Most of the information is given in my answer to 1D Deconvolution with Gaussian Kernel (MATLAB) (Which is related to Deconvolution of 1D Signals Blurred by Gaussian Kernel).
Model
The least squares model is simple.
The objective function as a function of the data is given by:
$$ f \left( x \right) = \frac{1}{2} \left\| h \ast x - y \right\|_{2}^{2} $$
The optimization problem is given by:
$$ \arg \min_{x} f \left( x \right) = \arg \min_{x} \frac{1}{2} \left\| h \ast x - y \right\|_{2}^{2} $$
Where $ x $ is the data to be restored, $ h $ is the Blurring Kernel (Gaussian in this case) and $ y $ is the set of given measurements.
The model assumes the measurements are given only for the valid part of the convolution. Namely if $ x \in \mathbb{R}^{n} $ and $ h \in \mathbb{R}^{k} $ then $ y \in \mathbb{R}^{m} $ where $ m = n - k + 1 $.
This is a linear operation in finite space hence can be written using a Matrix Form:
$$ \arg \min_{x} f \left( x \right) = \arg \min_{x} \frac{1}{2} \left\| H x - y \right\|_{2}^{2} $$
Where $ H \in \mathbb{R}^{m \times n} $ is the convolution matrix.
Solution
The Least Squares solution is given by:
$$ \hat{x} = \left( {H}^{T} H \right)^{-1} {H}^{T} y $$
As can be seen it requires a matrix inversion.
The ability to solve this adequately depends on the condition number of the operator $ {H}^{T} H $ which obeys $ \operatorname{cond} \left( H \right) = \sqrt{\operatorname{cond} \left( {H}^{T} H \right)} $.
Condition Number Analysis
What's behind this condition number?
One could answer it using Linear Algebra.
But a more intuitive, in my opinion, approach would be thinking of it in the Frequency Domain.
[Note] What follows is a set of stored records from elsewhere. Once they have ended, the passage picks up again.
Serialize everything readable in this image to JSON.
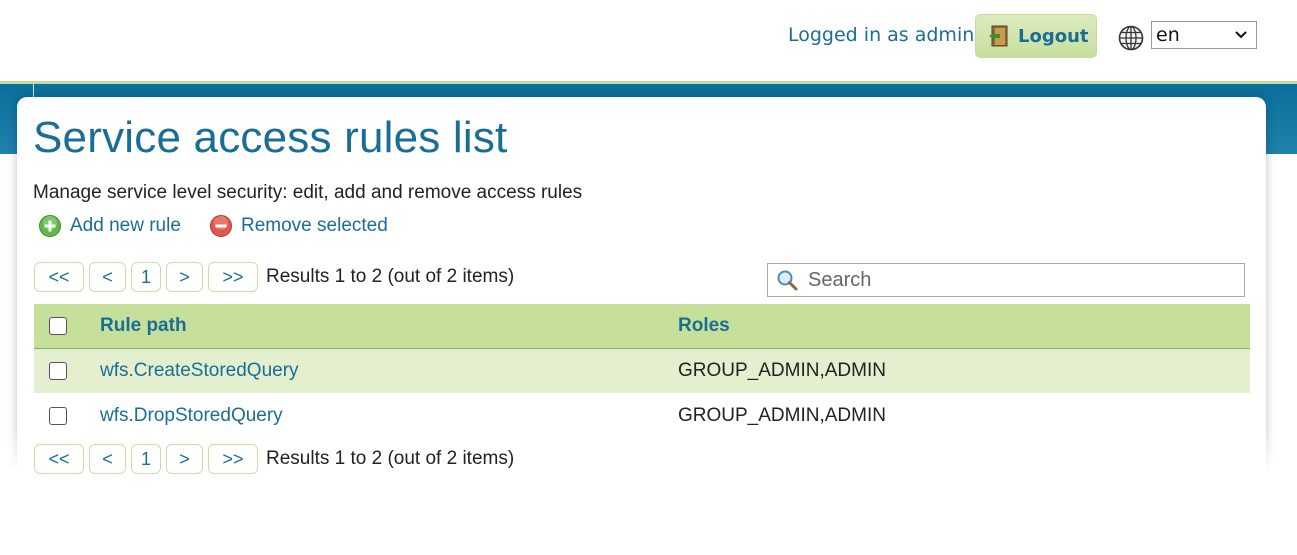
{
  "header": {
    "logged_in_text": "Logged in as admin.",
    "logout_label": "Logout",
    "language_value": "en"
  },
  "page": {
    "title": "Service access rules list",
    "subtitle": "Manage service level security: edit, add and remove access rules",
    "add_label": "Add new rule",
    "remove_label": "Remove selected"
  },
  "pager": {
    "first": "<<",
    "prev": "<",
    "current": "1",
    "next": ">",
    "last": ">>",
    "info": "Results 1 to 2 (out of 2 items)"
  },
  "search": {
    "placeholder": "Search"
  },
  "table": {
    "headers": {
      "path": "Rule path",
      "roles": "Roles"
    },
    "rows": [
      {
        "path": "wfs.CreateStoredQuery",
        "roles": "GROUP_ADMIN,ADMIN"
      },
      {
        "path": "wfs.DropStoredQuery",
        "roles": "GROUP_ADMIN,ADMIN"
      }
    ]
  },
  "icons": {
    "logout": "door-exit-icon",
    "language": "globe-icon",
    "add": "plus-circle-icon",
    "remove": "minus-circle-icon",
    "search": "magnifier-icon"
  },
  "colors": {
    "link": "#1a6e96",
    "header_band": "#157aa5",
    "table_header": "#c6df9b",
    "row_highlight": "#e3efcf"
  }
}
Basically the degradation operator attenuates energy of, generally, high frequency.
Now, since in frequency this is basically an element wise multiplication, one would say the easy way to invert it is element wise division by the inverse filter.
Well, it is what's done above.
The problem arises with cases the filter attenuates the energy practically into zero. Then we have real problems...
This is basically what's the Condition Number tells us, how hard some frequencies were attenuated relative to others.

Above one could see the Condition Number (Using [dB] units) as a function of the Gaussian Filter STD parameter.
As expected, the higher the STD the worse the condition number as higher STD means stronger LPF (Values going down at the end are numerical issues).
Since you problem is basically a linear combination of Gaussian Kernels the answer stays the same.
Here is a simple example:

In the example above the reconstruction is perfect.
This is a result of the Convolution Kernel having Low Condition Number.
If you dial up the Gaussian Kernel STD things will deteriorate.
The code is available at my StackExchange Signal Processing Q55284 GitHub Repository (Look at the SignalProcessing\Q55284 folder).